Small Business Dilemma Book Answers


Question 1

Small Business Dilemma

Long-Term Financing Decision by the Sports Exports Company

The Sports Exports Company continues to focus on producing footballs in the U.S. and exporting them to the United Kingdom. The exports are denominated in pounds, which has continually exposed the firm to exchange rate risk. It is now considering a new form of expansion where it would sell specialty sporting goods in the U.S. If it pursues this U.S. project, it would need to borrow long-term funds. The dollar-denominated debt has an interest rate that is slightly lower than the pound- denominated debt.

  1. Jim Logan, owner of the Sports Exports Company, needs to determine whether dollar- denominated debt or pound-denominated debt would be most appropriate for financing this expansion, if he does expand. He is leaning toward financing the U.S. project with dollar- denominated debt, since his goal is to avoid exchange rate risk. Is there any reason why he should consider using pound-denominated debt to reduce exchange rate risk?
  2. Assume that Jim decides to finance his proposed U.S. business with dollar-denominated debt if he does implement the U.S. business idea. How could he use a currency swap along with the debt to reduce the firm’s exposure to exchange rate risk?

Question 2

  1. Capital Budgeting Analysis.
    Zistine Co. considers a one-year project in New Zealand so that it can capitalize on its technology. It is risk-averse, but is attracted to the project because of a government guarantee. The project will generate a guaranteed NZ$8 million in revenue, paid by the New Zealand government at the end of the year. The payment by the New Zealand government is also guaranteed by a credible U.S. bank. The cash flows earned on the project will be converted to U.S. dollars and remitted to the parent in one year. The prevailing nominal one- year interest rate in New Zealand is 5% while the nominal one-year interest rate in the U.S. is 9%. Zistine’s chief executive officer believes that the movement in the New Zealand dollar is highly uncertain over the next year, but his best guess is that the change in its value will be in accordance with the international Fisher effect. He also believes that interest rate parity holds. He provides this information to three recent finance graduates that he just hired as managers and asks them for their input.

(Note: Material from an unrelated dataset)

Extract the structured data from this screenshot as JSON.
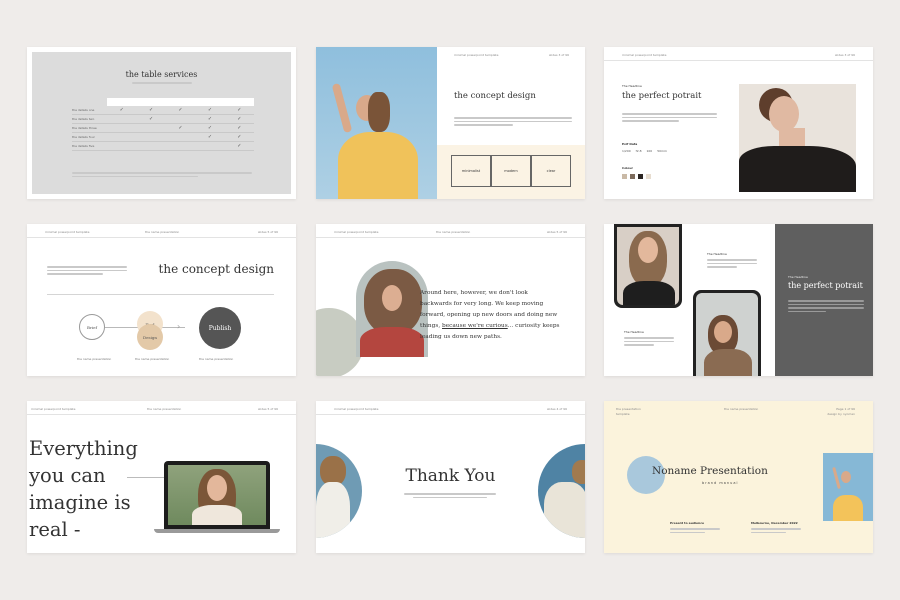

    1. The first manager states that due to the parity conditions, the feasibility of the project will be the same whether the cash flows are hedged with a forward contract or are not hedged. Is this manager correct? Explain.
    2. The second manager states that the project should not be hedged. Based on the interest rates, the IFE suggests that Zistine Co. will benefit from the future exchange rate movements, so the project will generate a higher NPV if Zistine does not hedge. Is this manager correct? Explain.
    3. The third manager states that the project should be hedged because the forward rate contains a premium, and therefore the forward rate will generate more U.S. dollar cash flows than the expected amount of dollar cash flows if the firm remains unhedged. Is this manager correct? Explain.